Santa Ana y la Virgen del Carmen, contemplan el mar en el momento en el que se extrae el agua para el lavado de cara. /N. A.
Santa Ana y la Virgen del Carmen, contemplan el mar en el momento en el que se extrae el agua para el lavado de cara. / N. A.

Las embarcaciones no pudieron salir al mar en dirección a Aguadulce y se limitaron a recorrer el interior del Puerto de Roquetas

JULIO VALDIVIAROQUETAS DE MAR

Cientos de vecinos y visitantes se dieron cita un año más este viernes por la tarde-noche, en la tradicional procesión marítimo-terrestre de Santa Ana y la Virgen del Carmen, un recorrido mixto declarado de Interés Turístico, que estuvo marcado por el fuerte viento reinante y por el estreno de la marcha procesional compuesta por José Domingo Castillo.

El viento se dejó notar a la salida de las imágenes del templo, que se demoró algo más de lo previsto, y acompañó a la comitiva durante todo el recorrido, incluyendo la parada en la explanada del Faro, donde se procede todos los años al lavado de cara con agua recogida del mar, en el que participó el alcalde del municipio, Gabriel Amat, que acudió a la procesión junto a la mayor parte de la Corporación Municipal. Tras el lavado fue el momento de retomar el recorrido para el embarque de las dos imágenes, que supone uno de los momentos más emotivos de la procesión y en el que se reúnen cientos de personas.
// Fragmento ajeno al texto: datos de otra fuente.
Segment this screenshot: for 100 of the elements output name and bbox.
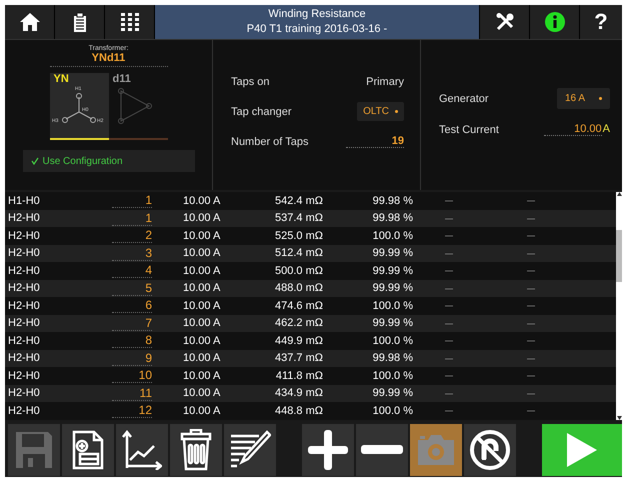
document-add-icon: [72, 430, 104, 470]
field-value: Primary: [365, 76, 404, 88]
test-current-field[interactable]: 10.00: [544, 123, 602, 136]
table-cell-text: —: [526, 371, 535, 380]
table-cell-text: H2-H0: [7, 247, 41, 260]
table-cell-text: —: [444, 196, 453, 206]
window-title: Winding Resistance: [268, 7, 366, 22]
table-cell-text: 100.0 %: [372, 230, 413, 242]
dropdown-dot-icon: [395, 110, 398, 113]
table-cell-text: 100.0 %: [372, 370, 413, 382]
table-cell-text: 437.7 mΩ: [274, 352, 323, 364]
table-cell-text: 99.99 %: [372, 247, 413, 260]
table-cell-text: —: [526, 248, 535, 258]
settings-button[interactable]: [480, 5, 529, 39]
minus-icon: [361, 445, 403, 455]
table-cell-text: 411.8 mΩ: [274, 370, 323, 382]
delta-winding-option[interactable]: d11: [108, 73, 168, 140]
table-cell-text: H2-H0: [7, 264, 41, 277]
tap-number-cell[interactable]: 7: [112, 316, 152, 331]
report-button[interactable]: [55, 5, 104, 39]
table-cell-text: —: [444, 354, 453, 363]
number-of-taps-field[interactable]: 19: [346, 135, 404, 148]
tap-number-cell[interactable]: 9: [112, 350, 152, 366]
scrollbar[interactable]: [616, 192, 622, 420]
table-cell-text: H2-H0: [7, 300, 41, 312]
table-cell-text: 500.0 mΩ: [274, 264, 323, 277]
table-cell-text: 100.0 %: [372, 404, 413, 417]
table-cell-text: —: [526, 388, 535, 398]
tap-number-cell[interactable]: 12: [112, 403, 152, 418]
table-cell-text: H2-H0: [7, 404, 41, 417]
table-cell-text: 99.98 %: [372, 212, 413, 224]
table-cell-text: H2-H0: [7, 317, 41, 330]
table-cell-text: 99.99 %: [372, 317, 413, 330]
remove-button[interactable]: [356, 424, 408, 476]
tap-number-cell[interactable]: 1: [112, 210, 152, 226]
table-cell-text: —: [444, 336, 453, 346]
table-cell-text: 10.00 A: [183, 387, 222, 400]
info-button[interactable]: [530, 5, 579, 39]
table-cell-text: —: [444, 301, 453, 310]
use-configuration-button[interactable]: Use Configuration: [22, 150, 194, 172]
table-cell-text: —: [526, 196, 535, 206]
apps-button[interactable]: [105, 5, 154, 39]
tap-number-cell[interactable]: 6: [112, 298, 152, 314]
table-cell-text: 462.2 mΩ: [274, 317, 323, 330]
table-cell-text: 474.6 mΩ: [274, 300, 323, 312]
table-cell-text: H2-H0: [7, 370, 41, 382]
table-cell-text: 99.98 %: [372, 194, 413, 207]
tap-number-cell[interactable]: 8: [112, 333, 152, 348]
table-cell-text: —: [526, 266, 535, 276]
scrollbar-thumb[interactable]: [616, 230, 622, 282]
table-cell-text: 10.00 A: [183, 212, 222, 224]
table-cell-text: 100.0 %: [372, 334, 413, 347]
table-cell-text: —: [526, 214, 535, 223]
tap-number-cell[interactable]: 1: [112, 193, 152, 208]
table-cell-text: 10.00 A: [183, 194, 222, 207]
table-cell-text: 542.4 mΩ: [274, 194, 323, 207]
generator-dropdown[interactable]: 16 A: [556, 88, 610, 109]
trash-icon: [180, 429, 212, 471]
start-button[interactable]: [542, 424, 622, 476]
chart-button[interactable]: [116, 424, 168, 476]
add-button[interactable]: [302, 424, 354, 476]
new-report-button[interactable]: [62, 424, 114, 476]
table-cell-text: H1-H0: [7, 194, 41, 207]
table-cell-text: 10.00 A: [183, 247, 222, 260]
line-chart-icon: [122, 430, 162, 470]
table-cell-text: 99.99 %: [372, 264, 413, 277]
edit-button[interactable]: [224, 424, 276, 476]
table-cell-text: —: [444, 248, 453, 258]
table-cell-text: H2-H0: [7, 352, 41, 364]
tap-number-cell[interactable]: 4: [112, 263, 152, 278]
check-icon: [30, 157, 38, 165]
table-cell-text: —: [444, 231, 453, 240]
no-magnet-icon: [469, 429, 511, 471]
tap-number-cell[interactable]: 3: [112, 246, 152, 261]
table-cell-text: H2-H0: [7, 230, 41, 242]
table-cell-text: —: [526, 301, 535, 310]
table-cell-text: —: [444, 406, 453, 416]
info-icon: [544, 12, 564, 32]
help-button[interactable]: ?: [580, 5, 622, 39]
home-button[interactable]: [5, 5, 54, 39]
delete-button[interactable]: [170, 424, 222, 476]
demagnetize-button[interactable]: [464, 424, 516, 476]
tap-number-cell[interactable]: 10: [112, 368, 152, 384]
table-cell-text: 10.00 A: [183, 352, 222, 364]
vector-group-value[interactable]: YNd11: [50, 52, 168, 67]
table-cell-text: 99.99 %: [372, 282, 413, 294]
home-icon: [20, 13, 40, 31]
table-cell-text: 525.0 mΩ: [274, 230, 323, 242]
table-cell-text: 10.00 A: [183, 300, 222, 312]
play-icon: [567, 433, 597, 467]
table-cell-text: —: [444, 371, 453, 380]
camera-icon: [416, 434, 456, 466]
tap-number-cell[interactable]: 2: [112, 228, 152, 244]
table-cell-text: 488.0 mΩ: [274, 282, 323, 294]
table-cell-text: 537.4 mΩ: [274, 212, 323, 224]
tap-changer-dropdown[interactable]: OLTC: [357, 102, 404, 121]
tap-number-cell[interactable]: 5: [112, 280, 152, 296]
tap-number-cell[interactable]: 11: [112, 386, 152, 401]
table-cell-text: 10.00 A: [183, 317, 222, 330]
table-cell-text: —: [444, 388, 453, 398]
Pero esta vez Santa Ana y la Virgen del Carmen y las numerosas embarcaciones que participan cada año, no fueron muy lejos, ya que las autoridades prohibieron que la procesión saliera al mar debido al fuerte viento, por lo que la procesión marítima se limitó a dar algunas vueltas dentro del recinto portuario, antes de desembarcar a la patrona para tomar el camino de regreso a la iglesia de El Puerto.

Previamente se celebró otra actividad también tradicional como es la cucaña que también fue algo atípica, ya que se concluyó sin que nadie se llevara las banderas. El viento obstaculizó mucho a los participantes que no pudieron ganar una competición que se alargó más de lo previsto.